Re: [pcre-dev] Multi segment matching using pcre_dfa_exec

Top Page
Delete this message
Author: Philip Hazel
Date:  
To: Eldar Kleiner
CC: pcre-dev
Subject: Re: [pcre-dev] Multi segment matching using pcre_dfa_exec
On Fri, 16 Oct 2009, Eldar Kleiner wrote:

> For example, suppose the subject is "xxxxmmmmaaammmxxxx" where xxxx
> does not match the re, mmm matches the non alternative part and aaa
> matches the alternative part of the re. If the subject is given in two
> buffers: "xxxxmmm" and "maaammmxxxx" then PCRE_PARTIAL will be
> returned for the first buffer and the caller can continue to the
> second buffer using the PCRE_DFA_RESTART options. Alternatively, if
> the subject is given in the following two buffers: "xxxxmmmma" and
> "aammmxxxx", the caller will get the PCRE_PARTIAL_ALTERNATIVE return
> code. In such a case the caller can construct a temp buffer "mmmmaaam"
> (by copying the end of the first buffer and the start of the second)
> as the longest part of the alternative part of the re is known. For
> the temp buffer PCRE_PARTIAL will be returned and then the caller can
> continue scanning the second buffer from the right offset (3 in our
> example) and find the match. This will limit the amount of copying in
> envs where the techniques you demonstrated is not possible.

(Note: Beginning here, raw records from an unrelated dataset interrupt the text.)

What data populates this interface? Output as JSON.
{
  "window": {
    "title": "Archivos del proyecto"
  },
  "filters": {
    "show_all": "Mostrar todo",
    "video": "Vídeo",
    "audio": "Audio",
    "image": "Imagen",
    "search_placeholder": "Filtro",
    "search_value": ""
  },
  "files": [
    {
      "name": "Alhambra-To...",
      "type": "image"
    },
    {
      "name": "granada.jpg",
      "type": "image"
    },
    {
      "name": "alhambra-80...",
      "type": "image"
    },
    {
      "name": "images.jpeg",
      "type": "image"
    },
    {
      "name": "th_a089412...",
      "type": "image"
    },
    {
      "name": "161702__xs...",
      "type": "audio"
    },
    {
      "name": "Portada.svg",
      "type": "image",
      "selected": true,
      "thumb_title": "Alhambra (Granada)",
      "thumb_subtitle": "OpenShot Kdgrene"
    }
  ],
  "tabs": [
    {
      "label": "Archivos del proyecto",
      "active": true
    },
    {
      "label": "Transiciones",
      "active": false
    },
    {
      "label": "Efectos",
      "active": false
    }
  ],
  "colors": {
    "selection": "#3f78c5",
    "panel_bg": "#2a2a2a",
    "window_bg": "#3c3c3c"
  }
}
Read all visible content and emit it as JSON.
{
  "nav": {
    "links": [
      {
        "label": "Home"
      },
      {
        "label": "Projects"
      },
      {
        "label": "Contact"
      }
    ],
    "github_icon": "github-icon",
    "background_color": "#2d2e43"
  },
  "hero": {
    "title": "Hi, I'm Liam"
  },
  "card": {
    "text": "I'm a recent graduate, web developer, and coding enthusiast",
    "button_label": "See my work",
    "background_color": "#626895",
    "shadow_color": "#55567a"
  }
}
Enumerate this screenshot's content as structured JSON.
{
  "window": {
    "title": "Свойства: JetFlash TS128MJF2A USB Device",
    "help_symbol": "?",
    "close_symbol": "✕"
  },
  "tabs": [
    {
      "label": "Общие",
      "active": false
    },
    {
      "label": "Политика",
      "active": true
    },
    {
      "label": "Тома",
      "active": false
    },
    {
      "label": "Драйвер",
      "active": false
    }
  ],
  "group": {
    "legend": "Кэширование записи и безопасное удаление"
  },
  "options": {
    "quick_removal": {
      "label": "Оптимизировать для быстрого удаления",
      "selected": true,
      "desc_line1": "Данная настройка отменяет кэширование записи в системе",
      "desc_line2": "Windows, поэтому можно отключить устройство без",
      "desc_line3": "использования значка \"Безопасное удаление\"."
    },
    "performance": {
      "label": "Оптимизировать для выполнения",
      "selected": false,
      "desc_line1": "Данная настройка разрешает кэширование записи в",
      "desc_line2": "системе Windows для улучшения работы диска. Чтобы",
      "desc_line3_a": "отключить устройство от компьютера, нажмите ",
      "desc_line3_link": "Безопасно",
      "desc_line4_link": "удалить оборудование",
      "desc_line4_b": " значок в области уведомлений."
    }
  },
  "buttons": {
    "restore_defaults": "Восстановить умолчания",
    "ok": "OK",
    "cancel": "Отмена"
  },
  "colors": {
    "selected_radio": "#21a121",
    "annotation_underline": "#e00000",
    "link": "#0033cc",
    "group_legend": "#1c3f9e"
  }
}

I am sorry, I'm not sure what you mean. Do you perhaps mean "optional"
when you say "alternative"? Otherwise I don't understand why matching
"xxxxmmmma" should give a partial return at all - shouldn't "mmmm" give
a complete match? Perhaps you can give me a real example.

If you do mean "optional", let me try to understand more. Suppose we
consider the pattern "abcd*". If the first buffer is "xxxabcd" and the
second buffer is "ddddxxxx" then, with PCRE 7.9 you will get a complete
match on the first buffer, and miss out on the longest match. Is this
the problem?

If so, the problem is supposed to be solved in 8.00 by the addition of
the PCRE_PARTIAL_HARD option, which prefers a partial match over a
complete match. However, you have found a bug! In the -RC1 code, neither
pcre_exec() nor pcre_dfa_exec() returns PCRE_PARTIAL for the pattern
"abcd*" when applied to "xxxabcd". I have spotted the error in the code
in pcre_exec() and will then try to find out what's wrong in
pcre_dfa_exec().

Philip

--
Philip Hazel